UDP also has the benefit of working with multicast. My transmitter could be modified to work in a way that would simply continue broadcasting until all receivers ack’d all packets.

Note that I’m bringing acks back into the picture for my scheme… but that the acks have a VERY large window of time to get back to the transmitter. Since ack packets are so small and all they need to say is “got packet X” I can include redundant ack data in all my ack responses so that the probability of an ack not getting back to the transmitter is quite low.
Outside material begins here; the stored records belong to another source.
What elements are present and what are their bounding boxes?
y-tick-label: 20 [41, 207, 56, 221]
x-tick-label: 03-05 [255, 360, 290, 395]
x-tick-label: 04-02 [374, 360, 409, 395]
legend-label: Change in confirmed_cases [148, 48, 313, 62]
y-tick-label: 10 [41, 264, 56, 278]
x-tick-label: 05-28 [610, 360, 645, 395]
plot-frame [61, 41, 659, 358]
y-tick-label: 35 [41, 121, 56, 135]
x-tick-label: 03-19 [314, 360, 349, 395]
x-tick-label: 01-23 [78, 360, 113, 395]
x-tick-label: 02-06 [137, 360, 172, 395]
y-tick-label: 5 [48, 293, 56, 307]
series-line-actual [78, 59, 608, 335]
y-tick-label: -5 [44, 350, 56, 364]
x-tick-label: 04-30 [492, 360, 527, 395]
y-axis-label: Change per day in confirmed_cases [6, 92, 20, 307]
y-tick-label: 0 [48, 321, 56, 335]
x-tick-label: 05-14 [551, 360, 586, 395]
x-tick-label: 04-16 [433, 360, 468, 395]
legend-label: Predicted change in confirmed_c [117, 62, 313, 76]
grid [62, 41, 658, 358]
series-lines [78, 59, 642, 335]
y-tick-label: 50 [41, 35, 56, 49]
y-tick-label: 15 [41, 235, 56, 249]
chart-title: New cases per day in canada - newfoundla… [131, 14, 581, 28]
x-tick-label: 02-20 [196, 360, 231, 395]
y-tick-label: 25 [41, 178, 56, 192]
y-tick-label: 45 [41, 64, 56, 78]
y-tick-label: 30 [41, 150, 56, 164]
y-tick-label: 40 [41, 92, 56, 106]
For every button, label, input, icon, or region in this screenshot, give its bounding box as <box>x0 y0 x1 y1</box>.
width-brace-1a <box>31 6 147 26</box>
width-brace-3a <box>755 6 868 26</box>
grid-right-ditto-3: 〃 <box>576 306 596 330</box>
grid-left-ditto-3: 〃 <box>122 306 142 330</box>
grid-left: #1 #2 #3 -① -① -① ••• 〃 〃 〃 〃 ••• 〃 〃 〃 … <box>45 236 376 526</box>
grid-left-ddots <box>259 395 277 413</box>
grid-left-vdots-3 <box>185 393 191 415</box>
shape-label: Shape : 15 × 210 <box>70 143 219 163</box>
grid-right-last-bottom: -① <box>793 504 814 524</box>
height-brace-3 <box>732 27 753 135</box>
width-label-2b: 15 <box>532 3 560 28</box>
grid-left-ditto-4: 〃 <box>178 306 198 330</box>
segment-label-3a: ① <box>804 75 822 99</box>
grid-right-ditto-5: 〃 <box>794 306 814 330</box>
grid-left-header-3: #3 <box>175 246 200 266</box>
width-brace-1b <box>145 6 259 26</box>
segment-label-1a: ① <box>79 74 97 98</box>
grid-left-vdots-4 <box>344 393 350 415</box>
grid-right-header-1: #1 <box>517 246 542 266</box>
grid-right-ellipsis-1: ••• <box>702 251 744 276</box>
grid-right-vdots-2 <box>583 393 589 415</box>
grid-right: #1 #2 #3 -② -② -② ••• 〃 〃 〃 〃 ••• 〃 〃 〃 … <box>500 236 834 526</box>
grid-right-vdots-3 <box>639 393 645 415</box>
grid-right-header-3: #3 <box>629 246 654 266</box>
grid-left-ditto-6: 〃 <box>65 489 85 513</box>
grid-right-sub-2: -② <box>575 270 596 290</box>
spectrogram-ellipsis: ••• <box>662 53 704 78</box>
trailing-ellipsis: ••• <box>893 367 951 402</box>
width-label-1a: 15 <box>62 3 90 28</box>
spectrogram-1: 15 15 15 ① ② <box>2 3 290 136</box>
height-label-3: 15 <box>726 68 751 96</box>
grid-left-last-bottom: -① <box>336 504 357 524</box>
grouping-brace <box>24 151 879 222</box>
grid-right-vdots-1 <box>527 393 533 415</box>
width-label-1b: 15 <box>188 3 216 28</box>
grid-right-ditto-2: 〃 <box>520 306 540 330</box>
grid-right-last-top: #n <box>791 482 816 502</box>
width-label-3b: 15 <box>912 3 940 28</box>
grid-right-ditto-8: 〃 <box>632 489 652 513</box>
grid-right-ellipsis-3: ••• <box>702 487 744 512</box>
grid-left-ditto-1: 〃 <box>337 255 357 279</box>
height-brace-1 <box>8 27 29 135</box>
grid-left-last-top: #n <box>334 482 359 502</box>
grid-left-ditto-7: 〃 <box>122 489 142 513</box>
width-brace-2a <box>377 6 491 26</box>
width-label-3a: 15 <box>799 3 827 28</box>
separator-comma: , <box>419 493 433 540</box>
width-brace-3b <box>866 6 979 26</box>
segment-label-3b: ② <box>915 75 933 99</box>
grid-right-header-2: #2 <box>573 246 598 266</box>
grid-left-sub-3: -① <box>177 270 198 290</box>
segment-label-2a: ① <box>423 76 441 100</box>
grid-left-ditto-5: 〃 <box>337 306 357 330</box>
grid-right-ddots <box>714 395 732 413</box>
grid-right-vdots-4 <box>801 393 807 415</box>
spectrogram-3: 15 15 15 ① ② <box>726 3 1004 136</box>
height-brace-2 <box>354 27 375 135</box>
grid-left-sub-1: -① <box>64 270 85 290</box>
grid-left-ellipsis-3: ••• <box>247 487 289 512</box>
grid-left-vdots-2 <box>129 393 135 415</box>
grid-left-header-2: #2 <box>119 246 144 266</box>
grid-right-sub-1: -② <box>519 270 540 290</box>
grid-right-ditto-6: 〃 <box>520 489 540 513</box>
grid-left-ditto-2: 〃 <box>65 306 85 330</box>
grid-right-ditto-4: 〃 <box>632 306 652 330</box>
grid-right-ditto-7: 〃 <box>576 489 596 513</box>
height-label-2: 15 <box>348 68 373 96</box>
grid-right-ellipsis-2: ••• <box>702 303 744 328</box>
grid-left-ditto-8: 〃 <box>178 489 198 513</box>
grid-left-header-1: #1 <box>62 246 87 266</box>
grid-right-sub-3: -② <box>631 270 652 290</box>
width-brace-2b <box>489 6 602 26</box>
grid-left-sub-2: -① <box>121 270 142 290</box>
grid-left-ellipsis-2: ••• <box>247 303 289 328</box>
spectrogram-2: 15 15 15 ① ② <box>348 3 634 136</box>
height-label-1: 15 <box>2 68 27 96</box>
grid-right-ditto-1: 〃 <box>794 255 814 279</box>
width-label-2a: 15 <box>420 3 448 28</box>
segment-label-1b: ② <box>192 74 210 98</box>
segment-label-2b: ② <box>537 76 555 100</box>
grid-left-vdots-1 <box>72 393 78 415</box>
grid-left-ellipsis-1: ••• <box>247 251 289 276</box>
In any case my transmitter will loop over the un-ack’d data until it confirms that it got through, so that very low percentage of acks that don’t make it back, even with my multiple redundant acks will be resent when/if the receiver gets a duplicate packet.

The initial response from the Prof who is also the chair of Communications at my Alma Mater is basically “TCP is a hell of a lot better than that” (not his literal response, but pretty close!). I’m still researching this actively (I’ve got some new interesting resources from him, relevant papers etc - but annoyingly in formats like zipped PS which I can’t read from my PC right now), and he might have misunderstood what I was describing, but on the whole it looks like the vendors are citing perf improvements from comparing really bad TCP implementations against a really good implementation of a different protocol.

I’ll followup once I’ve investigated further :).

I would be interested to see what you can dig up as well. As I mentioned inn another thread, I’ve now got the Digital Fountain core library and have done comparisons to FTP on Windows. There was a 50% gain in throughput with almost 0% loss and 70-100 ms RTT over a relatively slow link (consumer broadband).

That is significantly lower than the target link speed that we will be dealing with, and as the bandwidth increases, loss and RTT are a larger factor in the slowdowns that will happen with TCP.

FTP isn’t the best protocol, but it is common. Windows doesn’t likely have the best TCP/IP stack, but that is a component that I do not have control over.

I will not be surprised to see that the typical gains are less than what is in their marketing ‘BS’. But on fast links (10Mbps and higher) I would expect to see a significant improvement over TCP.

I have some tests to run in a week on faster pipes, so I will know more then.

And all this doesn’t address the other aspects… the possibility of multicast. Even satellite broadcast where there is no back channel for ACKs. I won’t be needing that in the near term, but it is something that I might visit later on.

Please keep me informed of your findings. I will report back with my own.

FYI I’ve just been quoted TCP working fine at over 3 Gbps (!); the general impression was that low Mbps really shouldn’t be an issue. Yup, I’ll follow up as I can…

AH the wonders of the community.

I love it when you guys do all my research for me :slight_smile: :slight_smile: :slight_smile:

(Not to mention coding on the core libs!)

Thanks guys, at this point you, the community, are the majority of what makes this site work!

[quote]I love it when you guys do all my research for me :slight_smile: :slight_smile: :slight_smile:

(Not to mention coding on the core libs!)
[/quote]
Just wait 'till you get the bill ;D